Helping your customers (as well as your employees) with whatever problems they may be experiencing is always going to be important. So is your ability to have clear and effective dialogue, which requires close listening.

3. Own up to your mistakes, and quickly. We all make mistakes. We’re human! Never try to avoid a mistake. When you admit to a mistake, it loses its power and can never own you. So, raise your hand as fast as you can to fess up. In my experience, all is generally forgiven. That’s the policy at my company, and it works well.

You can learn about the mistakes I’ve made licensing my inventions here, here, and here.

Mistakes are learning tools.

4. Humanize your company. Creating an awesome culture starts at the top. What kind of culture do you want? It’s not what you say that matters; it’s what you do. Treat your employees the way that you want them to treat your customers.

From a branding standpoint, we humanize our company by not using stock photography and editing our videos simply.

If you’re too busy to handle the human side of your business, you send a clear message: You don’t care.

5. Help your employees leave. That sounds crazy, right? But trust me, if that’s your attitude, they’ll stay. To that end, be personal with your employees. If you really want them to enjoy what they’re doing, you must help them become successful in all aspects of their lives. Give them room to grow. Ask them what it is they want in life. It’s not all about business.

We’ve given our employees a lot of flexibility in terms of creating their own brand and sharing their own message. To that end, a couple of coaches have their own YouTube channels. One started our podcast. Others contribute to our blog. 

We also make company resources available to help them with their own product inventions.

6. Keep striving to be better. There are always opportunities to improve and innovate. Take advantage of them. Pay attention to trends in your industry. Ask yourself: Am I providing the best possible service so that I rise above my competition? This might require cannibalizing an existing service or product to allow for more growth.

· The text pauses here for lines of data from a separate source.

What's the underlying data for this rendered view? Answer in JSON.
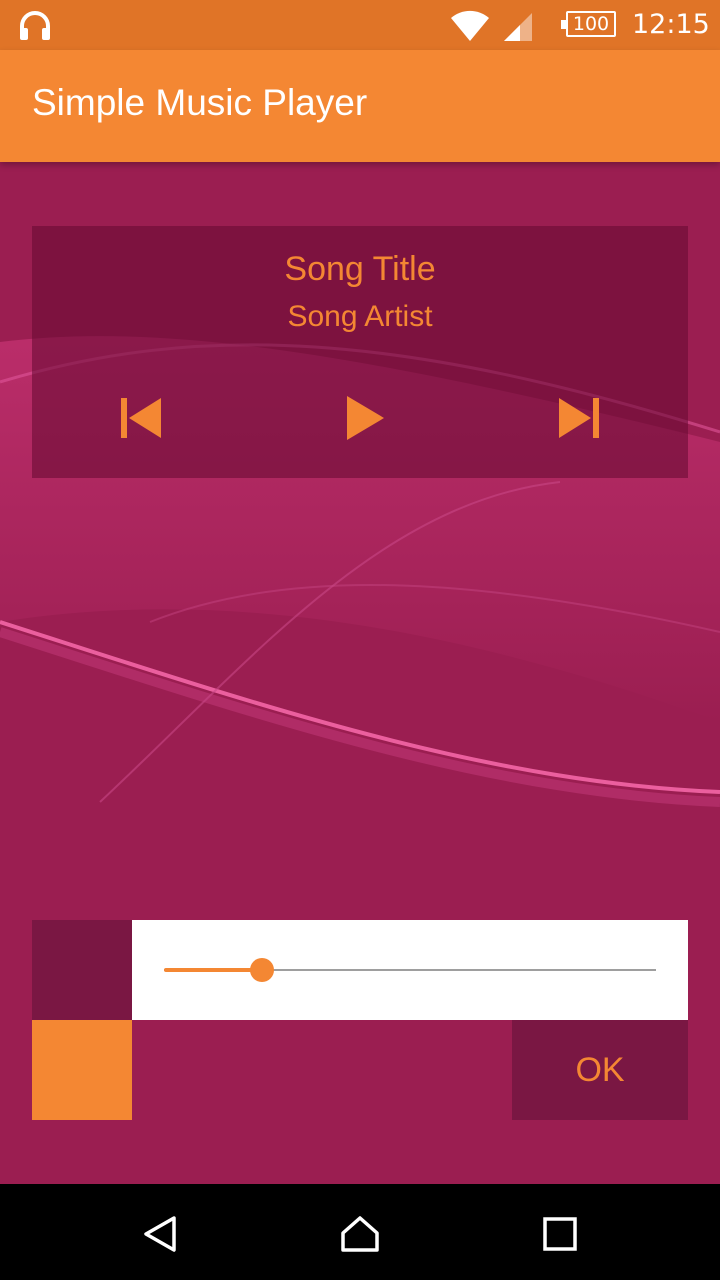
{
  "status_bar": {
    "battery": "100",
    "time": "12:15",
    "icons": [
      "headphones-icon",
      "wifi-icon",
      "cell-signal-icon",
      "battery-icon"
    ]
  },
  "app_bar": {
    "title": "Simple Music Player"
  },
  "player": {
    "song_title": "Song Title",
    "song_artist": "Song Artist",
    "controls": [
      "skip-previous-icon",
      "play-icon",
      "skip-next-icon"
    ]
  },
  "seek": {
    "progress": 0.2
  },
  "actions": {
    "ok_label": "OK"
  },
  "navigation": {
    "icons": [
      "back-icon",
      "home-icon",
      "recents-icon"
    ]
  },
  "colors": {
    "status_bar": "#e07427",
    "accent": "#f48733",
    "background": "#9b1e51",
    "panel_dark": "#7a1743"
  }
}
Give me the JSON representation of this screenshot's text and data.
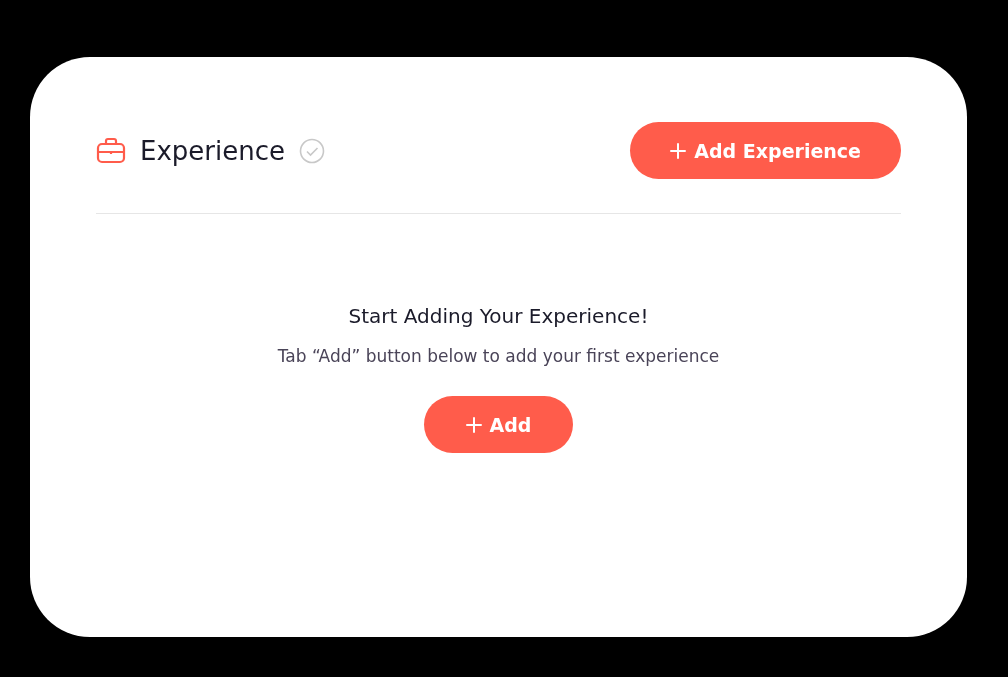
{
  "section": {
    "title": "Experience",
    "completed": false,
    "action_button": "Add Experience"
  },
  "empty_state": {
    "heading": "Start Adding Your Experience!",
    "message": "Tab “Add” button below to add your first experience",
    "button": "Add"
  }
}
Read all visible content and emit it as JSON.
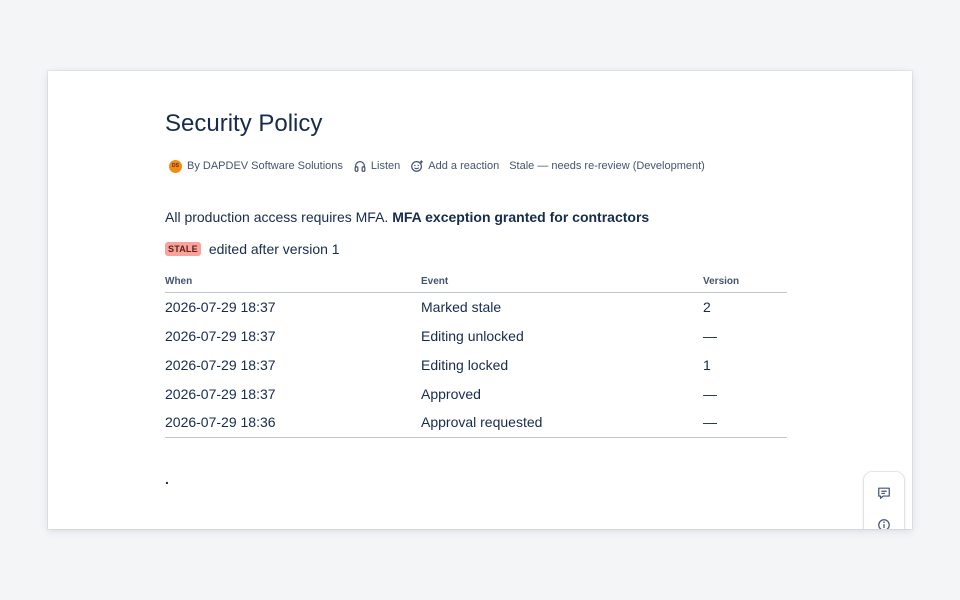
{
  "page": {
    "title": "Security Policy",
    "byline": {
      "avatar_initials": "DS",
      "author": "By DAPDEV Software Solutions",
      "listen": "Listen",
      "reaction": "Add a reaction",
      "status": "Stale — needs re-review (Development)"
    },
    "body": {
      "text": "All production access requires MFA.",
      "bold_text": "MFA exception granted for contractors"
    },
    "stale": {
      "badge": "STALE",
      "text": "edited after version 1"
    },
    "audit_table": {
      "headers": {
        "when": "When",
        "event": "Event",
        "version": "Version"
      },
      "rows": [
        {
          "when": "2026-07-29 18:37",
          "event": "Marked stale",
          "version": "2"
        },
        {
          "when": "2026-07-29 18:37",
          "event": "Editing unlocked",
          "version": "—"
        },
        {
          "when": "2026-07-29 18:37",
          "event": "Editing locked",
          "version": "1"
        },
        {
          "when": "2026-07-29 18:37",
          "event": "Approved",
          "version": "—"
        },
        {
          "when": "2026-07-29 18:36",
          "event": "Approval requested",
          "version": "—"
        }
      ]
    },
    "trailing_text": "."
  },
  "side_panel": {
    "buttons": [
      "comment-icon",
      "info-icon"
    ]
  },
  "colors": {
    "background": "#f4f5f7",
    "avatar": "#f18d13",
    "stale_badge": "#f8a39c",
    "text": "#172b4d"
  }
}
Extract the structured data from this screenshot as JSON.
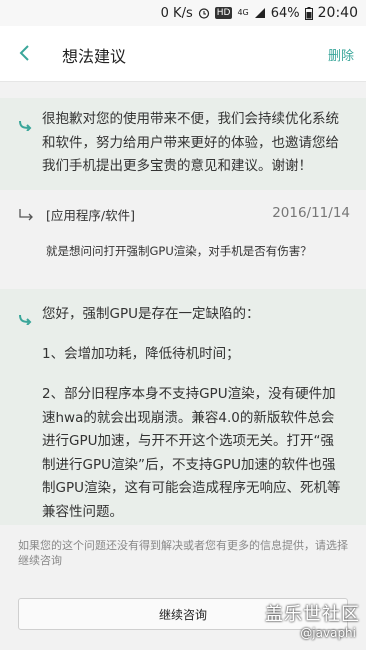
{
  "status_bar": {
    "net_speed": "0 K/s",
    "hd": "HD",
    "net_type": "4G",
    "battery": "64%",
    "time": "20:40"
  },
  "header": {
    "title": "想法建议",
    "delete_label": "删除",
    "accent_color": "#3aa69a"
  },
  "reply_1": {
    "text": "很抱歉对您的使用带来不便，我们会持续优化系统和软件，努力给用户带来更好的体验，也邀请您给我们手机提出更多宝贵的意见和建议。谢谢！"
  },
  "question": {
    "category": "[应用程序/软件]",
    "date": "2016/11/14",
    "body": "就是想问问打开强制GPU渲染，对手机是否有伤害？"
  },
  "reply_2": {
    "p1": "您好，强制GPU是存在一定缺陷的：",
    "p2": "1、会增加功耗，降低待机时间；",
    "p3": "2、部分旧程序本身不支持GPU渲染，没有硬件加速hwa的就会出现崩溃。兼容4.0的新版软件总会进行GPU加速，与开不开这个选项无关。打开“强制进行GPU渲染”后，不支持GPU加速的软件也强制GPU渲染，这有可能会造成程序无响应、死机等兼容性问题。"
  },
  "footer": {
    "hint": "如果您的这个问题还没有得到解决或者您有更多的信息提供，请选择继续咨询",
    "continue_label": "继续咨询"
  },
  "watermark": {
    "logo": "盖乐世社区",
    "user": "@javaphi"
  }
}
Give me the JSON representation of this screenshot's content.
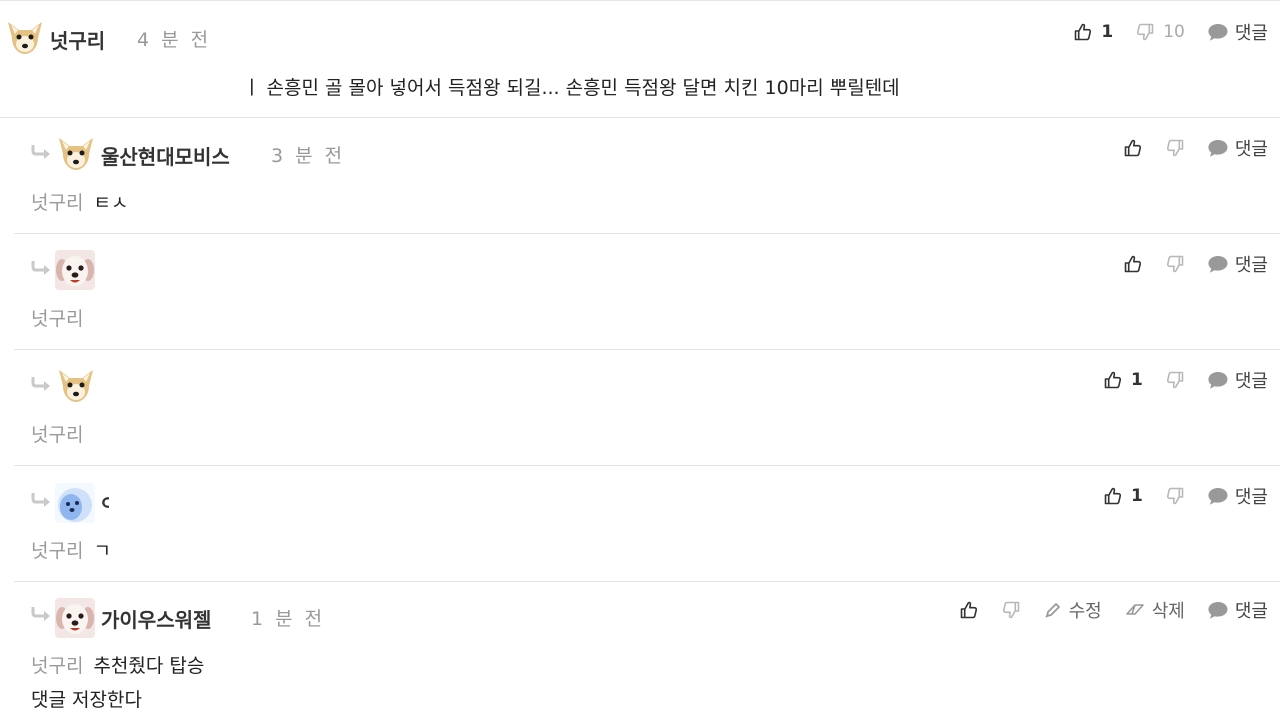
{
  "icons": {
    "like": "thumbs-up-icon",
    "dislike": "thumbs-down-icon",
    "reply": "speech-bubble-icon",
    "edit": "pencil-icon",
    "delete": "eraser-icon",
    "reply_arrow": "reply-arrow-icon"
  },
  "labels": {
    "reply": "댓글",
    "edit": "수정",
    "delete": "삭제"
  },
  "comments": [
    {
      "nickname": "넛구리",
      "time": "4 분 전",
      "text": "ㅣ 손흥민 골 몰아 넣어서 득점왕 되길... 손흥민 득점왕 달면 치킨 10마리 뿌릴텐데",
      "likes": "1",
      "dislikes": "10"
    },
    {
      "nickname": "울산현대모비스",
      "time": "3 분 전",
      "mention": "넛구리",
      "text": "ㅌㅅ"
    },
    {
      "mention": "넛구리"
    },
    {
      "likes": "1",
      "mention": "넛구리"
    },
    {
      "nickname": "ㅇ",
      "likes": "1",
      "mention": "넛구리",
      "text": "ㄱ"
    },
    {
      "nickname": "가이우스워젤",
      "time": "1 분 전",
      "mention": "넛구리",
      "text": "추천줬다 탑승",
      "text2": "댓글 저장한다"
    }
  ]
}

7. Truly listen to your critics. There are benefits in hearing complaints. No duh: Receiving criticism in the form of negative reviews of your product or service isn’t fun. But if you examine what’s being said very closely, your critics can actually be of great value to you. Because if you can solve those problems, your company will shine even brighter! You will cultivate a loyal following based on how you handle negative feedback. There is always a golden nugget (sometimes buried deep) to take away. If the criticism really strikes a nerve, it’s most likely because there’s some truth to it.

8. Stop selling. Don’t try to sell. If you solve your customer’s problems, you won’t have to sell. We are bombarded with people trying to sell us things all the time online. For your business to thrive, you need to cut through the noise and the clutter. In my experience, providing good information and guiding your customer every step of the way works best.

If I’m being honest, it was never a goal of mine to run a company. More often than not, I find it stressful. I prefer to move fast, and (like I hope I’ve convincingly outlined above) being a good leader demands that you consider others — that you pause for reflection, contemplation, and ultimately prioritize the long game.